PREFERENDUM. Emmanuel Macron would be “open” to the idea of ??using the preferendum according to government spokesperson Olivier Véran. What is this democratic tool? Is it more advantageous than the referendum?

What if the government considered adding a new democratic tool to its arsenal? This is what executive spokesperson Olivier Véran suggested when discussing the preferendum on the BFMTV set, August 28, 2023. The very brief presentation of what could be a new means of consultation in the opinion of the French that Emmanuel Macron would be ready to use came on the eve of the meeting between the head of state and the leaders of the opposition parties. Interview, fruit of the major political initiative of the Head of State, which should lead to legislative texts or failing that to referendums. But referendums or preferences, what difference does it make?

The preferendum “is a concept which would allow us to test several subjects at the same time during the same vote” explained without further details the spokesman of the government, Olivier Véran. Rather than asking a single question to the French, the executive would question citizens on several hypotheses related to the same subject, or even in relation to different themes independent of each other. Contenting himself with mentioning this possible new tool, the minister did not specify the type of question, or even the type of answer that the French could give.

However, he is not the first to speak of the “preferendum”, the civic association Mieux Voter has been defending the use of this tool since 2018. It explained in 2019 in a column published by Le Monde that what differentiates the preferendum from the referendum c is the rejection of binary “yes” or “no” answers. Instead, “it would be a question of evaluating a set of alternative options submitted to the referendum, using the mentions provided for by the majority judgment (“excellent”, “good”, “passable”, “insufficient”, “to reject”)”, detailed the collective. It is this method based on majority judgment that would make it possible to express a preference of the majority of voters in what would become a preferendum.

If the government plans to use the preferendum, on what subjects does it plan to use it? The use of the classic referendum is only permitted for bills “relating to the organization of public powers, to reforms relating to the economic, social or environmental policy of the nation and to the public services which contribute thereto” and those “tending to authorize the ratification of a treaty which, without being contrary to the Constitution, would affect the functioning of the institutions”, according to Article 11 of the Constitution.

The scope of the preferendum could respond to this article 11 or on the contrary be open to other subjects. Minister Olivier Véran did not say more about the extent of the subjects which could be subject to a hypothetical preferendum.

The usefulness of a preferendum would be based in part on the number of questions posed to citizens, which would allow voters to be questioned on several explicit possibilities rather than on a single large general question. There would therefore be no limit to the number of questions submitted to the preferendum. No more than there is on the number of bills that can be submitted to a referendum during a single consultation.

The only condition to which the referendum must respond is the “double requirement of fairness and clarity of the consultation” imposed by the Council of State so that the questions do not contain any ambiguity.

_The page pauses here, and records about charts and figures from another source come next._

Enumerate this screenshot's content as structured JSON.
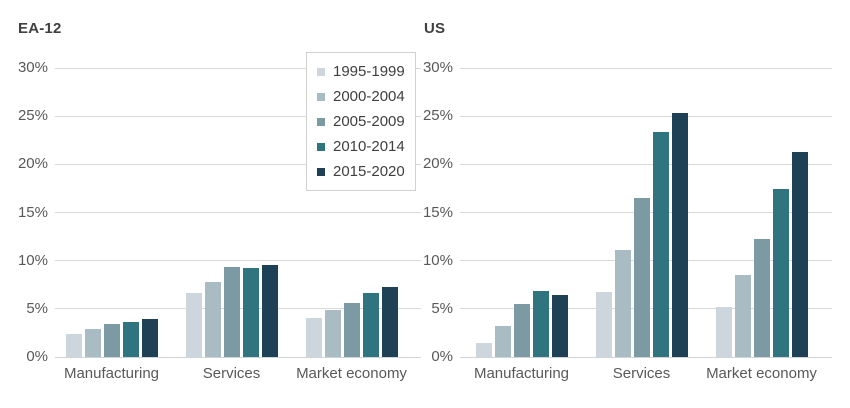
{
  "chart_data": [
    {
      "type": "bar",
      "title": "EA-12",
      "categories": [
        "Manufacturing",
        "Services",
        "Market economy"
      ],
      "series": [
        {
          "name": "1995-1999",
          "color": "#ccd6dc",
          "values": [
            2.4,
            6.6,
            4.0
          ]
        },
        {
          "name": "2000-2004",
          "color": "#a9bcc3",
          "values": [
            2.9,
            7.8,
            4.9
          ]
        },
        {
          "name": "2005-2009",
          "color": "#7b9aa3",
          "values": [
            3.4,
            9.3,
            5.6
          ]
        },
        {
          "name": "2010-2014",
          "color": "#30747f",
          "values": [
            3.6,
            9.2,
            6.6
          ]
        },
        {
          "name": "2015-2020",
          "color": "#1f4156",
          "values": [
            3.9,
            9.5,
            7.3
          ]
        }
      ],
      "ylim": [
        0,
        30
      ],
      "ytick_step": 5,
      "ytick_labels": [
        "0%",
        "5%",
        "10%",
        "15%",
        "20%",
        "25%",
        "30%"
      ],
      "grid": true,
      "legend_position": "top-right-of-panel"
    },
    {
      "type": "bar",
      "title": "US",
      "categories": [
        "Manufacturing",
        "Services",
        "Market economy"
      ],
      "series": [
        {
          "name": "1995-1999",
          "color": "#ccd6dc",
          "values": [
            1.5,
            6.7,
            5.2
          ]
        },
        {
          "name": "2000-2004",
          "color": "#a9bcc3",
          "values": [
            3.2,
            11.1,
            8.5
          ]
        },
        {
          "name": "2005-2009",
          "color": "#7b9aa3",
          "values": [
            5.5,
            16.5,
            12.3
          ]
        },
        {
          "name": "2010-2014",
          "color": "#30747f",
          "values": [
            6.9,
            23.4,
            17.4
          ]
        },
        {
          "name": "2015-2020",
          "color": "#1f4156",
          "values": [
            6.4,
            25.3,
            21.3
          ]
        }
      ],
      "ylim": [
        0,
        30
      ],
      "ytick_step": 5,
      "ytick_labels": [
        "0%",
        "5%",
        "10%",
        "15%",
        "20%",
        "25%",
        "30%"
      ],
      "grid": true,
      "legend_position": "none"
    }
  ],
  "legend": {
    "entries": [
      {
        "label": "1995-1999",
        "color": "#ccd6dc"
      },
      {
        "label": "2000-2004",
        "color": "#a9bcc3"
      },
      {
        "label": "2005-2009",
        "color": "#7b9aa3"
      },
      {
        "label": "2010-2014",
        "color": "#30747f"
      },
      {
        "label": "2015-2020",
        "color": "#1f4156"
      }
    ]
  },
  "style": {
    "title_color": "#404040",
    "axis_label_color": "#595959",
    "gridline_color": "#d9d9d9",
    "legend_border_color": "#d1d1d1",
    "background": "#ffffff"
  }
}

This same requirement could apply to questions asked by preference.

Besides the practical differences between the traditional referendum and the hypothetical recourse to a preferendum, the executive could have advantages in preferring the second option. First, in general, the preferendum would make it possible to circumvent a “reproach often made in the referendum” which is to limit the consultation to a vote of approval for or against the President of the Republic, analyzed Olivier Véran.

Above all, since the preferendum does not have a legal framework, its result cannot have any binding power for the executive. A majority in favor of a question asked in a preferendum would not oblige the government to put in place the bill or the measure voted for, unlike a referendum. “When the referendum has concluded with the adoption of the bill or the proposal of law, the President of the Republic promulgates the law within fifteen days following the proclamation of the results of the consultation”, recalls article 11 of the Constitution. . Nor would the government be obliged to abandon a measure rejected by the majority of voters in the preferendum. In this sense, the preferendum is limited to a citizen consultation, “ex nihilo procedure, a kind of life-size survey organized by the State”, according to the constitutionalist Bertrand Mathieu, interviewed by Le Monde.